As MAPS outlines in the findings, combining Ecstasy with therapy allows the brain to repair itself by processing painful memories rather than masking them – as is the case with traditional pharmaceuticals.

In other words, MDMA-assisted therapy stimulates one’s own conscious ability for self-healing and helps people with PTSD transition from a hypervigilant, hyper-aroused state into a mindset where processing trauma becomes more feasible.

As a result of this, adding the drug (which affects a wide range of neurotransmitters facilitating signalling between neurons including serotonin and dopamine) to the equation aids people in overcoming a disorder faster.

Able to reopen what’s referred to as a ‘critical period,’ which is the window during childhood when the brain has the superior ability to make new memories and store them, it brings about progress that otherwise takes years to achieve.

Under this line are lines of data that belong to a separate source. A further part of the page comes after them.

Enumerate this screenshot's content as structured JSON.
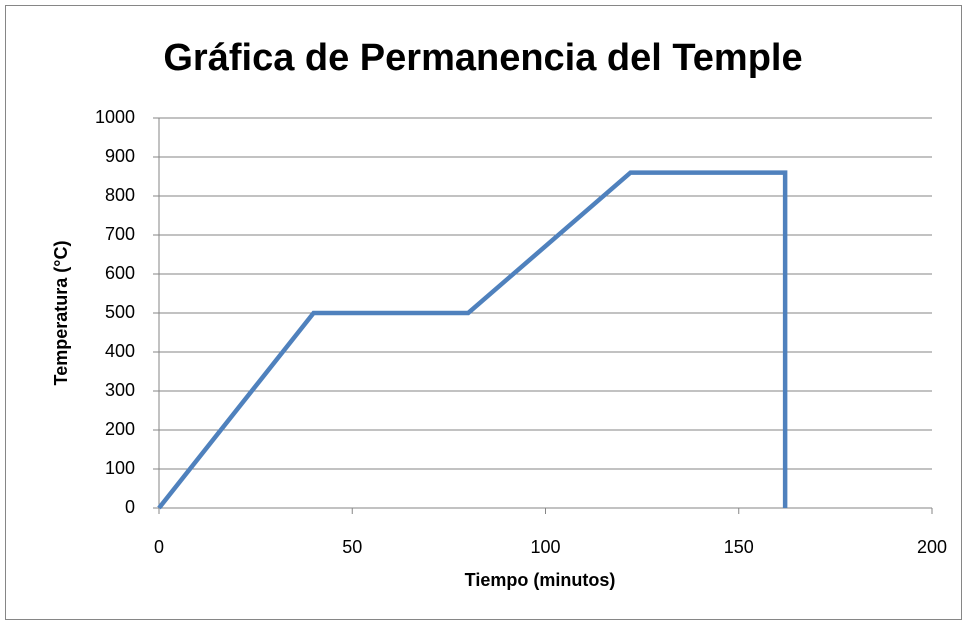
{
  "chart_data": {
    "type": "line",
    "title": "Gráfica de Permanencia del Temple",
    "x_label": "Tiempo (minutos)",
    "y_label": "Temperatura (°C)",
    "x": [
      0,
      40,
      80,
      122,
      162,
      162
    ],
    "series": [
      {
        "name": "Temperatura",
        "color": "#4f81bd",
        "values": [
          0,
          500,
          500,
          860,
          860,
          0
        ]
      }
    ],
    "xlim": [
      0,
      200
    ],
    "xticks": [
      0,
      50,
      100,
      150,
      200
    ],
    "ylim": [
      0,
      1000
    ],
    "yticks": [
      0,
      100,
      200,
      300,
      400,
      500,
      600,
      700,
      800,
      900,
      1000
    ],
    "grid": true,
    "legend": false
  }
}
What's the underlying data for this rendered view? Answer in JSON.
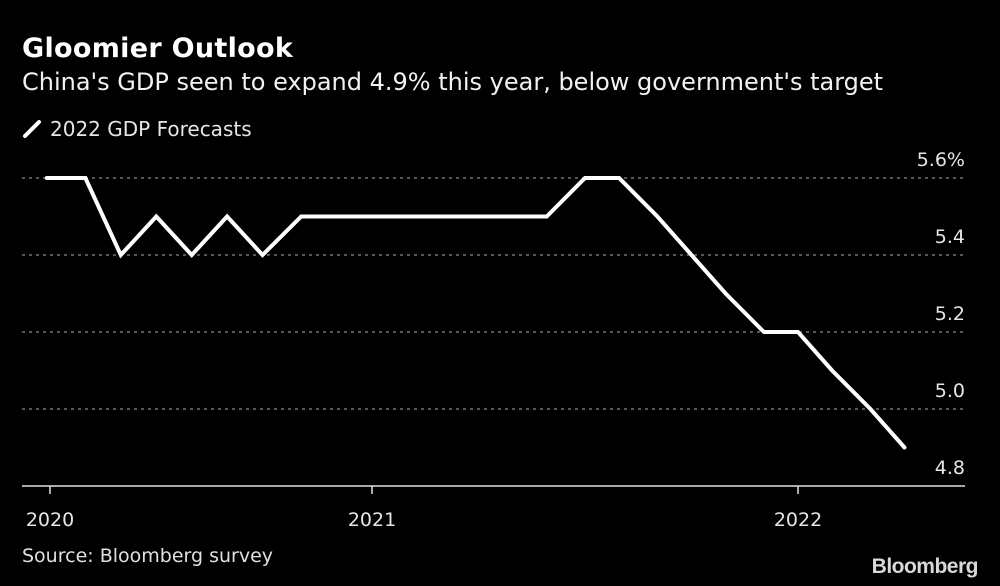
{
  "header": {
    "title": "Gloomier Outlook",
    "subtitle": "China's GDP seen to expand 4.9% this year, below government's target"
  },
  "footer": {
    "source": "Source: Bloomberg survey",
    "brand": "Bloomberg"
  },
  "chart_data": {
    "type": "line",
    "title": "Gloomier Outlook",
    "subtitle": "China's GDP seen to expand 4.9% this year, below government's target",
    "xlabel": "",
    "ylabel": "",
    "y_unit": "%",
    "ylim": [
      4.8,
      5.6
    ],
    "yticks": [
      5.6,
      5.4,
      5.2,
      5.0,
      4.8
    ],
    "ytick_labels": [
      "5.6%",
      "5.4",
      "5.2",
      "5.0",
      "4.8"
    ],
    "xticks": [
      2020,
      2021,
      2022
    ],
    "xtick_labels": [
      "2020",
      "2021",
      "2022"
    ],
    "grid": "horizontal-dotted",
    "legend_position": "top-left",
    "series": [
      {
        "name": "2022 GDP Forecasts",
        "color": "#ffffff",
        "x": [
          2019.99,
          2020.11,
          2020.22,
          2020.33,
          2020.44,
          2020.55,
          2020.66,
          2020.78,
          2021.41,
          2021.5,
          2021.58,
          2021.67,
          2021.75,
          2021.83,
          2021.92,
          2022.0,
          2022.08,
          2022.17,
          2022.25
        ],
        "values": [
          5.6,
          5.6,
          5.4,
          5.5,
          5.4,
          5.5,
          5.4,
          5.5,
          5.5,
          5.6,
          5.6,
          5.5,
          5.4,
          5.3,
          5.2,
          5.2,
          5.1,
          5.0,
          4.9
        ]
      }
    ]
  }
}
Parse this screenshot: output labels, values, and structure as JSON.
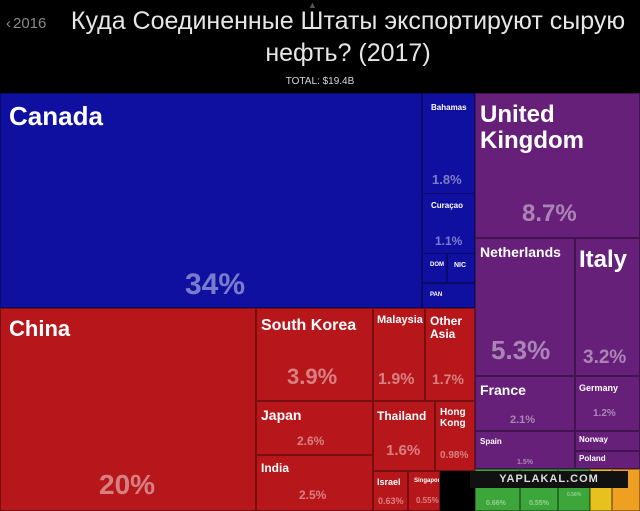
{
  "header": {
    "back_label": "2016",
    "title": "Куда Соединенные Штаты экспортируют сырую нефть? (2017)",
    "total": "TOTAL: $19.4B"
  },
  "watermark": "YAPLAKAL.COM",
  "colors": {
    "north_america": "#1010a0",
    "asia": "#b7171a",
    "europe": "#66207a",
    "small_orange": "#f0a020",
    "small_yellow": "#e7c21e",
    "small_green": "#3da63a"
  },
  "chart_data": {
    "type": "treemap",
    "title": "Куда Соединенные Штаты экспортируют сырую нефть? (2017)",
    "total": "$19.4B",
    "groups": [
      {
        "color": "#1010a0",
        "items": [
          {
            "label": "Canada",
            "value": 34,
            "pct": "34%"
          },
          {
            "label": "Bahamas",
            "value": 1.8,
            "pct": "1.8%"
          },
          {
            "label": "Curaçao",
            "value": 1.1,
            "pct": "1.1%"
          },
          {
            "label": "DOM",
            "value": null,
            "pct": ""
          },
          {
            "label": "NIC",
            "value": null,
            "pct": ""
          },
          {
            "label": "PAN",
            "value": null,
            "pct": ""
          }
        ]
      },
      {
        "color": "#b7171a",
        "items": [
          {
            "label": "China",
            "value": 20,
            "pct": "20%"
          },
          {
            "label": "South Korea",
            "value": 3.9,
            "pct": "3.9%"
          },
          {
            "label": "Japan",
            "value": 2.6,
            "pct": "2.6%"
          },
          {
            "label": "India",
            "value": 2.5,
            "pct": "2.5%"
          },
          {
            "label": "Malaysia",
            "value": 1.9,
            "pct": "1.9%"
          },
          {
            "label": "Other Asia",
            "value": 1.7,
            "pct": "1.7%"
          },
          {
            "label": "Thailand",
            "value": 1.6,
            "pct": "1.6%"
          },
          {
            "label": "Hong Kong",
            "value": 0.98,
            "pct": "0.98%"
          },
          {
            "label": "Israel",
            "value": 0.63,
            "pct": "0.63%"
          },
          {
            "label": "Singapore",
            "value": 0.55,
            "pct": "0.55%"
          }
        ]
      },
      {
        "color": "#66207a",
        "items": [
          {
            "label": "United Kingdom",
            "value": 8.7,
            "pct": "8.7%"
          },
          {
            "label": "Netherlands",
            "value": 5.3,
            "pct": "5.3%"
          },
          {
            "label": "Italy",
            "value": 3.2,
            "pct": "3.2%"
          },
          {
            "label": "France",
            "value": 2.1,
            "pct": "2.1%"
          },
          {
            "label": "Germany",
            "value": 1.2,
            "pct": "1.2%"
          },
          {
            "label": "Spain",
            "value": 1.5,
            "pct": "1.5%"
          },
          {
            "label": "Norway",
            "value": null,
            "pct": ""
          },
          {
            "label": "Poland",
            "value": null,
            "pct": ""
          }
        ]
      },
      {
        "color": "#3da63a",
        "items": [
          {
            "label": "",
            "value": 0.66,
            "pct": "0.66%"
          },
          {
            "label": "",
            "value": 0.55,
            "pct": "0.55%"
          },
          {
            "label": "",
            "value": null,
            "pct": "0.56%"
          }
        ]
      },
      {
        "color": "#e7c21e",
        "items": [
          {
            "label": "",
            "value": null,
            "pct": ""
          }
        ]
      },
      {
        "color": "#f0a020",
        "items": [
          {
            "label": "",
            "value": null,
            "pct": ""
          }
        ]
      }
    ]
  }
}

The non-profit organisation stresses, of course, that MDMA taken in isolation, without therapy, does not automatically have benefits – it’s the enhancement of the process alongside a willingness to engage with trauma that works.

‘The findings make a clear case for medical approval,’ said Garcia-Romeu. ‘It represents a sea change that could revolutionize health care.’

Three years later, and this sea change may soon become a reality.

This is because the F.D.A., despite having raised red flags about trial methodology, bias, and potential data suppression and initially rejecting MDMA-assisted therapy for these reasons, is scheduled to make an announcement about moving forward with the treatment.

The regulators have until Sunday to decide if they will sign off on legalisation, after an unabating push from proponents – specifically veterans, who are some of the most visible advocates, arguing it fills a much-needed gap in effective treatments for PTSD – and more than 60 bipartisan lawmakers in the House and Senate to do so.

Consequently, most in the field believe that approval is not so much a matter or if, but when.

‘Even if there are risks, we’ve got to figure this out, because we cannot not let this treatment be available,’ Rachel Yehuda, a professor of psychiatry and neuroscience at the Icahn School of Medicine at Mount Sinai, tells the BBC.

‘Without it, we’re just leaving too many people in suffering that they don’t need to be in, and that is not right.’